YEARS AGO FOR JULY 25


Today is Thursday, July 25, the 206th day of 2019. There are 159 days left in the year.

Associated Press

On this date in:

1866: Ulysses S. Grant is named general of the Army of the United States, the first officer to hold the rank.

1946: The United States detonates an atomic bomb near Bikini Atoll in the Pacific in the first underwater test of the device.

1956: The Italian liner SS Andrea Doria collides with the Swedish passenger ship Stockholm off the New England coast and sinks; 51 people – 46 from the Andrea Doria, five from the Stockholm – are killed.

1960: A Woolworth’s store in Greensboro, N.C., that had been the scene of a sit-in protest against its whites-only lunch counter drops its segregation policy.

1978: Louise Joy Brown, the first “test tube baby,” is born in Oldham, England; she’d been conceived through in-vitro fertilization.

1984: Soviet cosmonaut Svetlana Savitskaya becomes the first woman to walk in space.

1985: A spokeswoman for Rock Hudson confirms that the actor is suffering from AIDS. (Hudson died in October 1985.)

2002: Zacarias Moussaoui declares he is guilty of conspiracy in the September 11 attacks, then dramatically withdraws his plea at his arraignment in Alexandria, Va.

VINDICATOR FILES

1994: Anticipating that Trumbull County Central Court Judge Andrew Logan will win a seat on the Common Pleas Court bench, three attorneys have already expressed interest in Logan’s job: Susan McNally, Thomas Campbell and Robert Shaker.

About 500 people show up in the first hour of a job fair to fill openings at the super maximum prison that will be built on the East Side of Youngstown.

A drawing by Eric Schaffert of Poland of Pittsburgh Pirate great Roberto Clemente is displayed at Major League Baseball’s All-Star Game in Pittsburgh.

1979: Restaurant owner and alleged bookmaker Jack R. Tobin, 39, is slain by a masked gunman who fired a single shotgun blast into his chest as he was about to enter his Austintown apartment at 80 N. Raccoon Road.

For the first time in Salem’s history, City Council has recognized a union to represent municipal employees.

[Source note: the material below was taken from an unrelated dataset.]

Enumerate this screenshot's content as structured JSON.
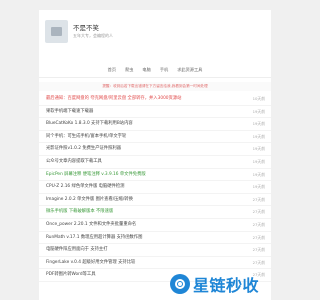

The American Federation of State, County and Municipal Employees will represent water, sewer and service department workers.

The news media gets a tour of the Davis-Besse Nuclear Plant in Oak Harbor, Ohio, which is reopening after safety improvements were made after the power industry’s worst nuclear accident at Three Mile Island in Pennsylvania.

1969: Passing motorists stopped to help patrolmen lift a car off a 31-year-old North Side man, Joseph Ashford, seriously injured in a freak two-car accident on the I-680 freeway at the Belle Vista exit.

Atty. Richard P. McLaughlin resigns his post as general counsel for the Federal Mediation and Reconciliation Service to return to Youngstown and join the law firm of Green, Schiavoni, Murphy and Stevens.

The Clyde Beatty-Cole Bros. Circus thrills thousands at the Canfield Fairgrounds.

Walter O. Strausbaugh, 79, one of the best known auto dealers in Ohio and founder of W.O. Strausbaugh Motor Co., dies at Otto’s Nursing Home where he had been since he returned from Florida.

1944: Traffic Commissioner Clarence Coppersmith is placed in complete charge of the police ambulance division and police garage by Chief John Thomas and Mayor Ralph O’Neill.

Airport Manager Edwin S. Turner will attempt to determine how much is available in federal funding for post-war development of the $2.5 million Youngstown Municipal Airport.

If the person who stole the Campbell police blotter returns it at once, Chief John Oshelski will be happy. The blotter was locked in a desk drawer. Many have been questioned but it still has not been found.